We know what Obama really thinks of Netanyahu; it was captured by the microphones while he was chatting with Nicolas Sarkozy in France. We know what Chamberlain really thought of Churchill, thanks to cabinet minutes disclosed to history. In both cases, something along the lines of, "knuckle-dragging warmongering idiot." In the end, it doesn't matter: Chamberlains get replaced by Churchills, not Lord Halifaxes.
Chamberlain knew perfectly well that Europe was sliding into war; that Britain could not hope to stay out of it.
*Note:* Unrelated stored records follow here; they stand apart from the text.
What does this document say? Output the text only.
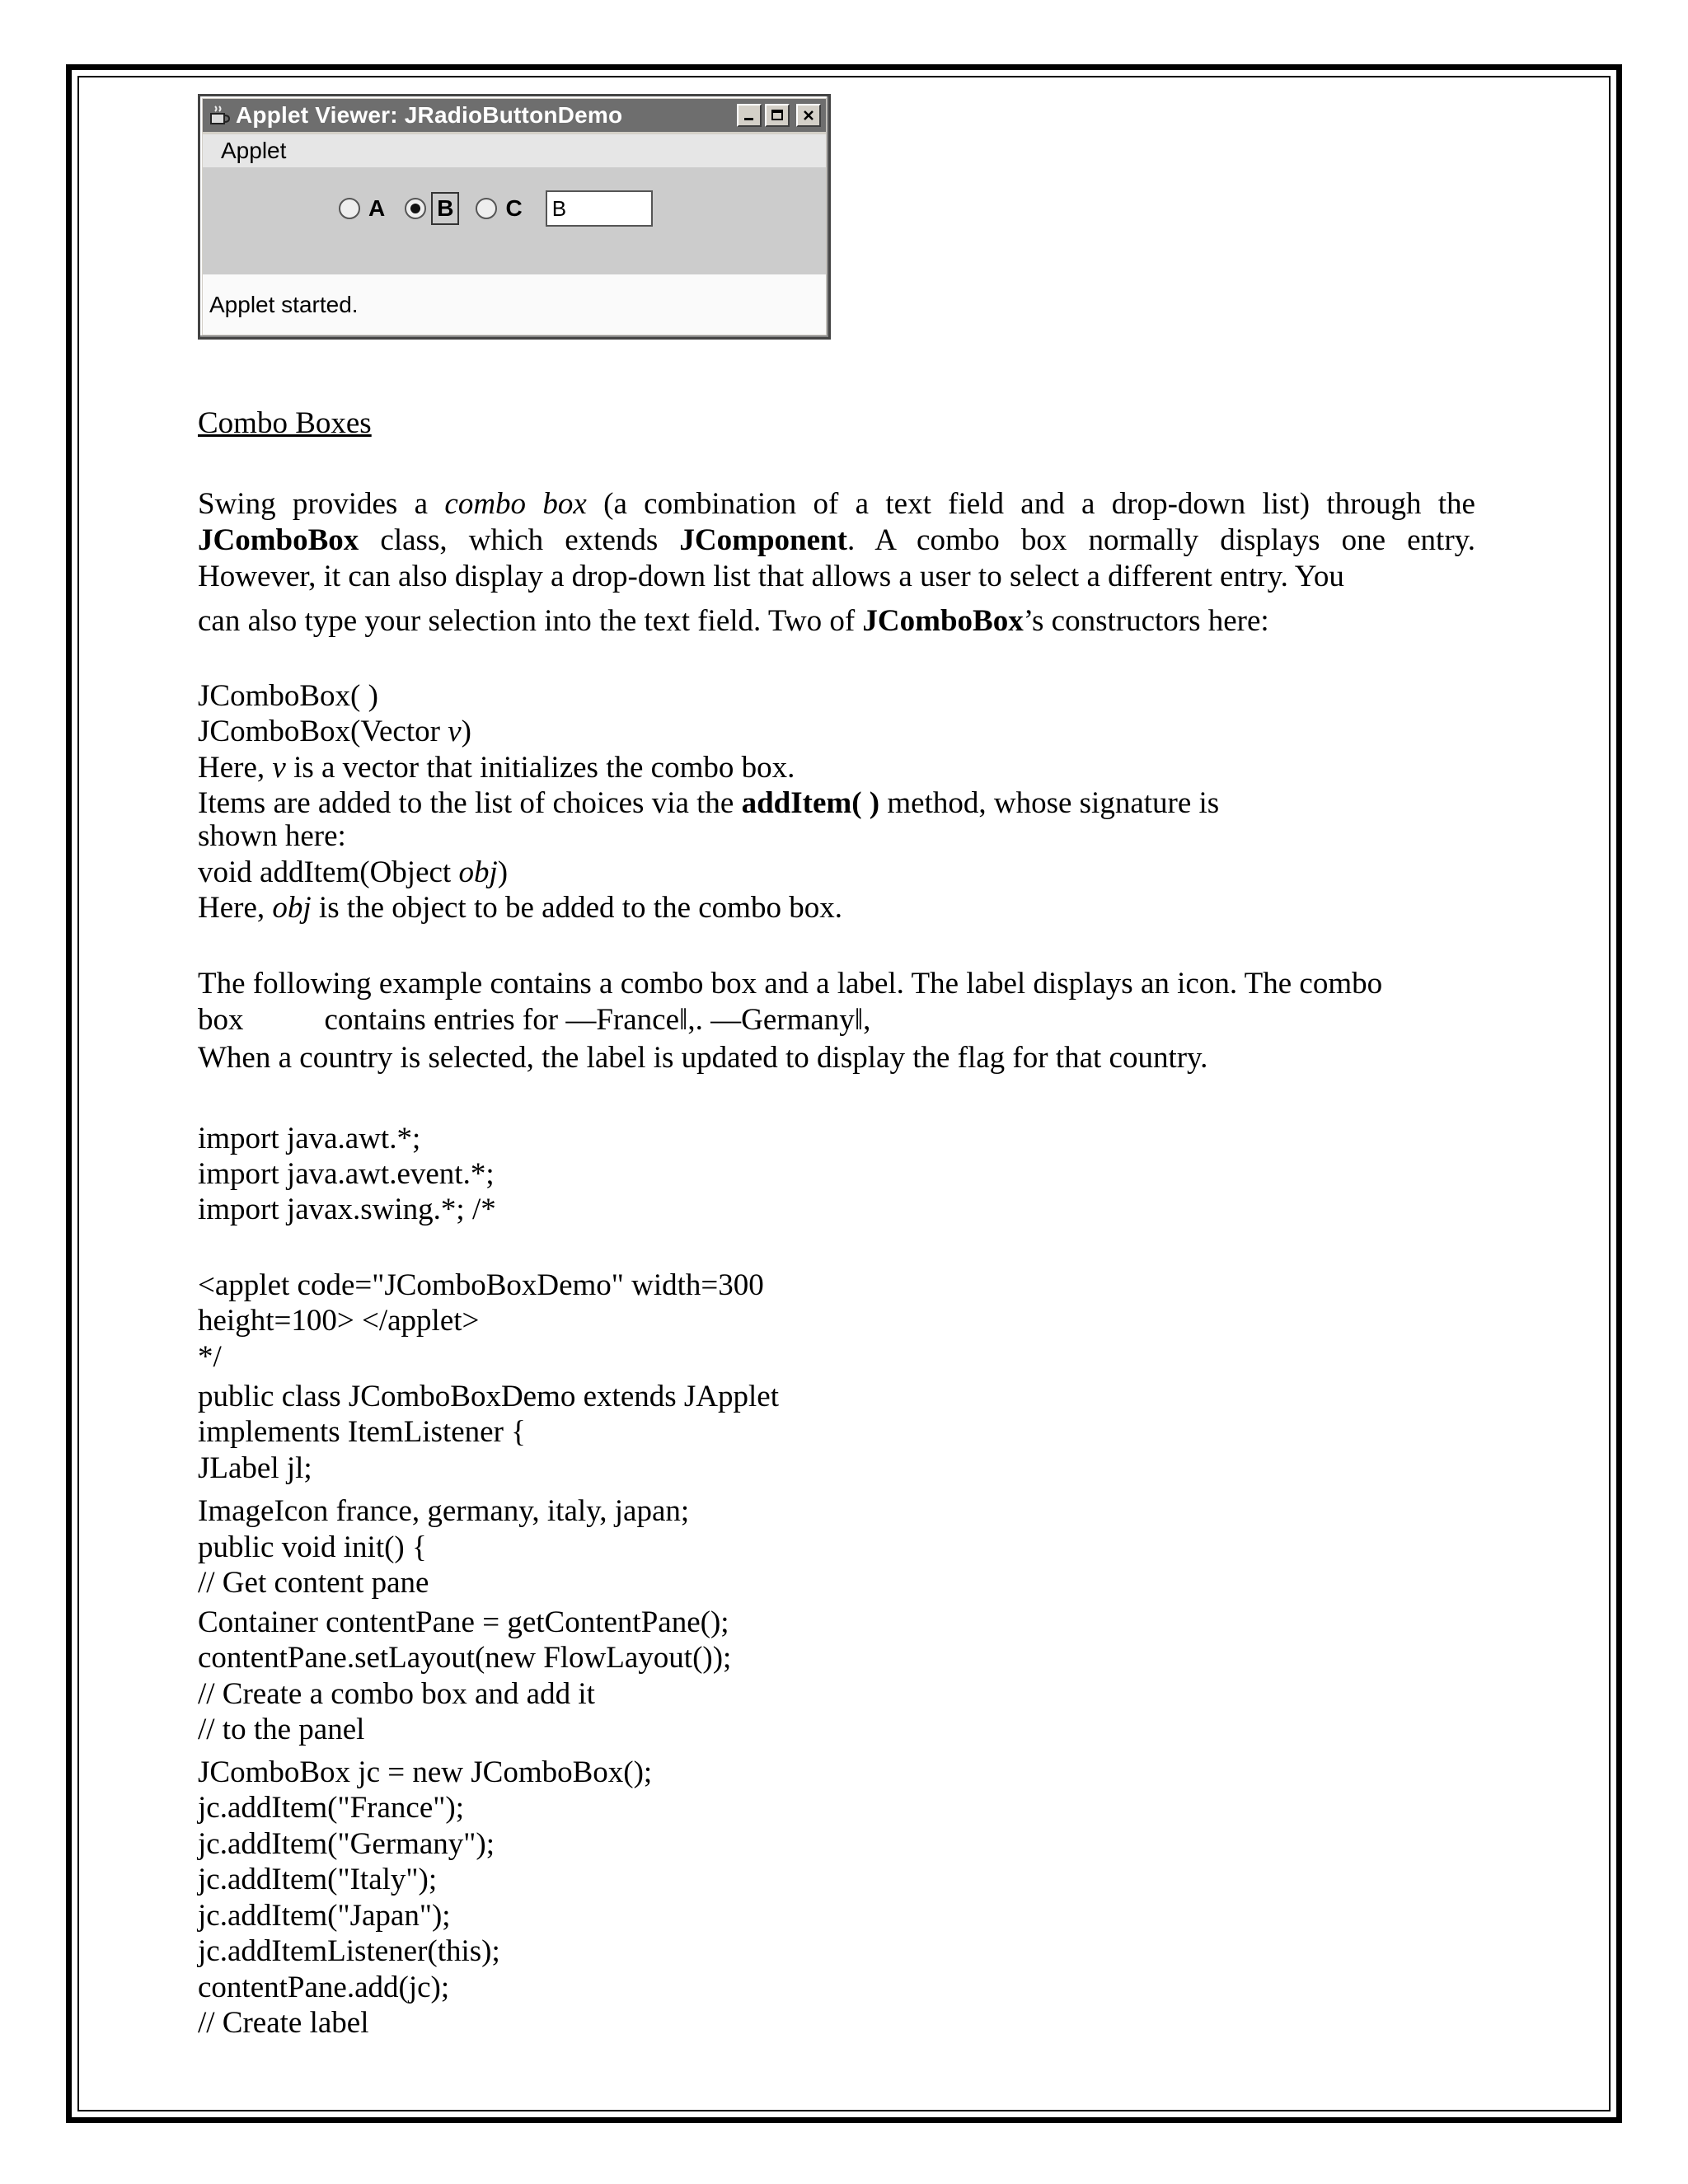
Applet Viewer: JRadioButtonDemo
Applet
A B C	B
Applet started.
Combo Boxes
Swing provides a combo box (a combination of a text field and a drop-down list) through the
JComboBox class, which extends JComponent. A combo box normally displays one entry.
However, it can also display a drop-down list that allows a user to select a different entry. You
can also type your selection into the text field. Two of JComboBox’s constructors here:
JComboBox( )
JComboBox(Vector v)
Here, v is a vector that initializes the combo box.
Items are added to the list of choices via the addItem( ) method, whose signature is
shown here:
void addItem(Object obj)
Here, obj is the object to be added to the combo box.
The following example contains a combo box and a label. The label displays an icon. The combo
box	contains entries for ―France‖,. ―Germany‖,
When a country is selected, the label is updated to display the flag for that country.
import java.awt.*;
import java.awt.event.*;
import javax.swing.*; /*
<applet code="JComboBoxDemo" width=300
height=100> </applet>
*/
public class JComboBoxDemo extends JApplet
implements ItemListener {
JLabel jl;
ImageIcon france, germany, italy, japan;
public void init() {
// Get content pane
Container contentPane = getContentPane();
contentPane.setLayout(new FlowLayout());
// Create a combo box and add it
// to the panel
JComboBox jc = new JComboBox();
jc.addItem("France");
jc.addItem("Germany");
jc.addItem("Italy");
jc.addItem("Japan");
jc.addItemListener(this);
contentPane.add(jc);
// Create label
And in his defence, he was buying time for the rearmament of Britain, when he cynically affixed his signature at Munich.
And Obama knows, if less perfectly than Chamberlain, that he has a problem negotiations can't solve, only delay (at terrible cost over the longer term). But he is, nevertheless, trying to delay the fireworks until after his own November reelection.
So I don't think the comparison to Chamberlain is quite fair. The British prime minister was consciously playing for higher stakes than his own political survival.
For the revolutionary government of Iran, nuclear weapons are also a survival issue. The ayatollahs will no more desist from seeking nuclear weapons, than agree to retire after free and fair elections. It is not their country, but their regime they are preserving.
For Israel, the question isn't the survival of Netanyahu's government, but of Israel and her people. That is what puts Netanyahu's position, both at home and abroad, beyond conventional politics. He knows opinion polls have nothing to do with the hard reality; that Iran does not relent if his government falls.
Action appears unavoidable, from this last, Israeli view. But not in days or weeks, nor in years. I think we can translate Netanyahu's reply to inquiring Israeli media into the inevitable answer. "Months."